Conclusion pour perpetuer la presente histoire.
Chapitre. XII.
Apres que Mercure se fut separé de moy, il print son vol vers le ciel, & ne tarda guerres qu’il ne parvint au consistoire celeste, ou il fut de tous les Dieux & Deesses gratieusement receu. Et trouva qu’ilz estoient congregez a ung bancquet solennel qui se faisoit en la maison de Vulcan, la assistoit le Troyen Ganimedes qui servoit Juppiter en luy donnant a boire de son nectar.
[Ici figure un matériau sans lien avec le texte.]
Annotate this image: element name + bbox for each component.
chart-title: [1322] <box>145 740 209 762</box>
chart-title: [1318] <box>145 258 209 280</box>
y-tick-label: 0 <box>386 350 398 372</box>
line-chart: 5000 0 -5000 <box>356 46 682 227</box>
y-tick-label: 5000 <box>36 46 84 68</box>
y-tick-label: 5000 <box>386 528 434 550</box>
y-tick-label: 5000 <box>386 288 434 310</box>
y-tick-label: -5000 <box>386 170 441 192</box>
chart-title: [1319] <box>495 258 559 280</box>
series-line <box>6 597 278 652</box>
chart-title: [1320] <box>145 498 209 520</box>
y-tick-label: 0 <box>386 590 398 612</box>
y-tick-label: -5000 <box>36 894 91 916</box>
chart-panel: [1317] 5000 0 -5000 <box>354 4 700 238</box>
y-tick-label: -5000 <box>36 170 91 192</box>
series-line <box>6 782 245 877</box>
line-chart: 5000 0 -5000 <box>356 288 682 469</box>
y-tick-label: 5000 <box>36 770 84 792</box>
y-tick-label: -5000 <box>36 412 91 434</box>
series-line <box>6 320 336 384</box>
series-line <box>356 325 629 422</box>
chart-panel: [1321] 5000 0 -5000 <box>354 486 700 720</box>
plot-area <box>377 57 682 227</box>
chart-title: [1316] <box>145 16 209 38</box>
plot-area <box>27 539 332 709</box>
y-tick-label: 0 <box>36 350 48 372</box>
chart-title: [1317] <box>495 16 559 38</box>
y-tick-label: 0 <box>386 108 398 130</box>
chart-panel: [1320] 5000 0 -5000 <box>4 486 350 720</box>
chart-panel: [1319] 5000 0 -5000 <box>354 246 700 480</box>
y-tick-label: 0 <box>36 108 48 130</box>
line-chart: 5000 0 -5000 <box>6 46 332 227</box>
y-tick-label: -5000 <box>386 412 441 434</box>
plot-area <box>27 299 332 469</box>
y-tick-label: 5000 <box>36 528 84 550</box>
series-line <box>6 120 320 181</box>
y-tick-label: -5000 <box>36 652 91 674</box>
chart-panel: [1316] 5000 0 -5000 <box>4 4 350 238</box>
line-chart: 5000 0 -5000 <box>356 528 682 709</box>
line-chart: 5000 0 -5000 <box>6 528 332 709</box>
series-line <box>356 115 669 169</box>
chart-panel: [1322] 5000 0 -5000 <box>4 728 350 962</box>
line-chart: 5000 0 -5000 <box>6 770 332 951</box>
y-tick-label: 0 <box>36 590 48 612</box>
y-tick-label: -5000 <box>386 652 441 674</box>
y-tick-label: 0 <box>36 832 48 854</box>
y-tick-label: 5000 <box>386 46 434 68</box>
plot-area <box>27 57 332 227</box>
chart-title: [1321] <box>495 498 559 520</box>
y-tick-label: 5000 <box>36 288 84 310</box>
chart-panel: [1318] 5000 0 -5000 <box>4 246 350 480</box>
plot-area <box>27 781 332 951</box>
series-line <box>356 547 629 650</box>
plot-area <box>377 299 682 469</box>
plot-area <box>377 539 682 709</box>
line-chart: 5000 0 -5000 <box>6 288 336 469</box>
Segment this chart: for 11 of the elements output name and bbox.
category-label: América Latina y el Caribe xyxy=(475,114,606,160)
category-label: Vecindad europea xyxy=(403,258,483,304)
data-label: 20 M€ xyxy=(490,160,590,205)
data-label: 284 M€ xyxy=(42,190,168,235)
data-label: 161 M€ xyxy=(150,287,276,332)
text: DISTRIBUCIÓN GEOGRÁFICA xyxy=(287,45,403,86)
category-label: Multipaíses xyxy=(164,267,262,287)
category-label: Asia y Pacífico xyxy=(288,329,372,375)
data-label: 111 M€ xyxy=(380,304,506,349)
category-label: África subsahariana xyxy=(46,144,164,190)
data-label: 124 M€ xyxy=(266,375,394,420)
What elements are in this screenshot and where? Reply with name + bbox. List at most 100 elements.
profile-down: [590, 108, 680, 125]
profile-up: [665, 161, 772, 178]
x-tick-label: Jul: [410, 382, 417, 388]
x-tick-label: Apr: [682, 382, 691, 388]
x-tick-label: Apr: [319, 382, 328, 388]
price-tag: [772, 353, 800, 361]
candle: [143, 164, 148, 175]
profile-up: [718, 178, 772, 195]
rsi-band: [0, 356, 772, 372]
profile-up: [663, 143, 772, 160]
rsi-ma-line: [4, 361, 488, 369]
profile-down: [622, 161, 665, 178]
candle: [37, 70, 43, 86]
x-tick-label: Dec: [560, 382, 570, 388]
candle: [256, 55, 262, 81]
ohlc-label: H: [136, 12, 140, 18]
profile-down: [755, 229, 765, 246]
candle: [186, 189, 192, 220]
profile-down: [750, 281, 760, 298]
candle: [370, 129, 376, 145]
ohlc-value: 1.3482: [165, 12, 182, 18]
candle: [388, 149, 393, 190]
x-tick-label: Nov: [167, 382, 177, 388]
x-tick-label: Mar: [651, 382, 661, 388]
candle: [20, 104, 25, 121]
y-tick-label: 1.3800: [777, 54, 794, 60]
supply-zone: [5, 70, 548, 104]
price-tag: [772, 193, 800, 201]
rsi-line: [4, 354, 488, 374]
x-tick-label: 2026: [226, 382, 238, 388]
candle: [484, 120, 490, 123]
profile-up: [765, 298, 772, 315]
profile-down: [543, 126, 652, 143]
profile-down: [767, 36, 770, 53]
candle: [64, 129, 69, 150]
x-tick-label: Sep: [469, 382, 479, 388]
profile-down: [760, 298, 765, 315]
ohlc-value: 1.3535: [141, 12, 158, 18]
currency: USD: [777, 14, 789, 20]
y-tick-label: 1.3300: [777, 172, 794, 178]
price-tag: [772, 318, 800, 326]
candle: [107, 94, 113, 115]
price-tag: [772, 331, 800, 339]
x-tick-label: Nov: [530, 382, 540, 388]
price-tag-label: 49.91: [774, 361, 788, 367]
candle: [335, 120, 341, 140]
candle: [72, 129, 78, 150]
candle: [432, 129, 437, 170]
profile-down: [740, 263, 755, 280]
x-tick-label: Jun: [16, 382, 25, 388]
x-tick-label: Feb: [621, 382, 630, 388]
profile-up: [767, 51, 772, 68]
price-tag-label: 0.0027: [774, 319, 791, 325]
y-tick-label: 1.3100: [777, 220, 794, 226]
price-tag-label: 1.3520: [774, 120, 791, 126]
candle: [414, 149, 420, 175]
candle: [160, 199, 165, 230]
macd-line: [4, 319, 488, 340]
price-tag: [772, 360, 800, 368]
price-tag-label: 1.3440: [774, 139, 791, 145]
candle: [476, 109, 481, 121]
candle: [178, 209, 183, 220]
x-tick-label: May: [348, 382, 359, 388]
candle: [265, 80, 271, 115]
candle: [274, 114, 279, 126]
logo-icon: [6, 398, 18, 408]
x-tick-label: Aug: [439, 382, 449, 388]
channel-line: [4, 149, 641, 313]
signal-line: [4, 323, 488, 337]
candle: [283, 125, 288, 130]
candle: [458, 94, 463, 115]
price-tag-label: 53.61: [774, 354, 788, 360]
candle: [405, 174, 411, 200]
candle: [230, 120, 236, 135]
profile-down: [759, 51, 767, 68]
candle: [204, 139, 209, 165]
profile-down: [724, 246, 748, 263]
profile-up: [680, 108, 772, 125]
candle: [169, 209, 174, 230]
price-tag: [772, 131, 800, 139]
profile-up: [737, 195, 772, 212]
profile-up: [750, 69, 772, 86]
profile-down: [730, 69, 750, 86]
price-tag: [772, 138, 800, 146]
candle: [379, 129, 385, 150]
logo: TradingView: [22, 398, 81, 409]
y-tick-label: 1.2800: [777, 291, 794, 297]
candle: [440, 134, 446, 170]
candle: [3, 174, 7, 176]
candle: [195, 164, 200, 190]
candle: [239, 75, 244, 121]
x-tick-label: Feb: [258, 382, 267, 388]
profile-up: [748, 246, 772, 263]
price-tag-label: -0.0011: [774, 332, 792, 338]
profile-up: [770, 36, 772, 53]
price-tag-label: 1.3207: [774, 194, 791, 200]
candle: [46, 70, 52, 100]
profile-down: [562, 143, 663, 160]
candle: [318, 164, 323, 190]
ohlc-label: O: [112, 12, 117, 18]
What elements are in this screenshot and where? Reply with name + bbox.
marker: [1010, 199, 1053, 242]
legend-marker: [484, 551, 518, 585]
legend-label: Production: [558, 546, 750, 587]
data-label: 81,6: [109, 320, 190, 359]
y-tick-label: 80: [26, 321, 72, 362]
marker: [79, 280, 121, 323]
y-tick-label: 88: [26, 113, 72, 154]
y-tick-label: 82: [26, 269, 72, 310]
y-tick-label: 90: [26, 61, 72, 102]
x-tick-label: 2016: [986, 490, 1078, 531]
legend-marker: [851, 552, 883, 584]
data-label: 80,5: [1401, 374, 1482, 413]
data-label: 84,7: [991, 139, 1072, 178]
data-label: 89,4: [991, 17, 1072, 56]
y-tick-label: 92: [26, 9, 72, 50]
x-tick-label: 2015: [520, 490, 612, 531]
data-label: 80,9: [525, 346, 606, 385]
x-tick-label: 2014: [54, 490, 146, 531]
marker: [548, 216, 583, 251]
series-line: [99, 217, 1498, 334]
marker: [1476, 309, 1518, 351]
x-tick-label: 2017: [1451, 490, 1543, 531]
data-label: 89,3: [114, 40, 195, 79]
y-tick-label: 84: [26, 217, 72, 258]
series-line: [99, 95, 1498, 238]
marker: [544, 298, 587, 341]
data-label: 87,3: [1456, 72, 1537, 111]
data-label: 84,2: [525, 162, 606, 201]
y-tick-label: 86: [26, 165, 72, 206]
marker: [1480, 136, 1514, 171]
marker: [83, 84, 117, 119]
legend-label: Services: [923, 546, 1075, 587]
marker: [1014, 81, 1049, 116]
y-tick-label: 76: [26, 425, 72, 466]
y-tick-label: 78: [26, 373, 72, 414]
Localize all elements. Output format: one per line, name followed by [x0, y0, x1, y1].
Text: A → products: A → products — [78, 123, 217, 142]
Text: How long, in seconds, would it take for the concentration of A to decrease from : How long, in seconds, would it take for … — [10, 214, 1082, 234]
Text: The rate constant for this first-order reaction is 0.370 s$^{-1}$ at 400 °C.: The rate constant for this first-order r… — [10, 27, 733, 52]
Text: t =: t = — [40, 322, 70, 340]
Et puis apres servoit gratieusement les troys sublimes deessez, Juno, Pallas & Venus, lesquelles ensemble de plusieurs joyeulx & divers propos se devisoient. Merveilleusement sumptueulx fut le service : lequel achevé, donnerent principe a plusieurs solatieulx esbatemens : mais le dieu Mars voyant Venus assise, aupres d’elle se alla poser, dont Vulcan eut bien mal a la teste : mais pour n’y pouoir contrevenir, patience luy estoit bonne. Et pour passer sa fantasie, tout pensif se pourmenoit : dont les aultres dieux se rirent, en regardant sa difformité, car ledict Vulcan estoit boyteulx, pource que aultresfoys avoyt esté precipité & jecté du ciel en terre. Tost apres survint Apollo, lequel commença toucher une harpe d’or, aornee de plusieurs pierreries. Et avec luy estoient les neuf muses, lesquelles chanterent fort melodieusement. Ce que voyant Mercure, se delecta quelque espace, escoutant leurs armonyes, puys apres en s’approchant de la deesse Pallas, luy dist ainsi.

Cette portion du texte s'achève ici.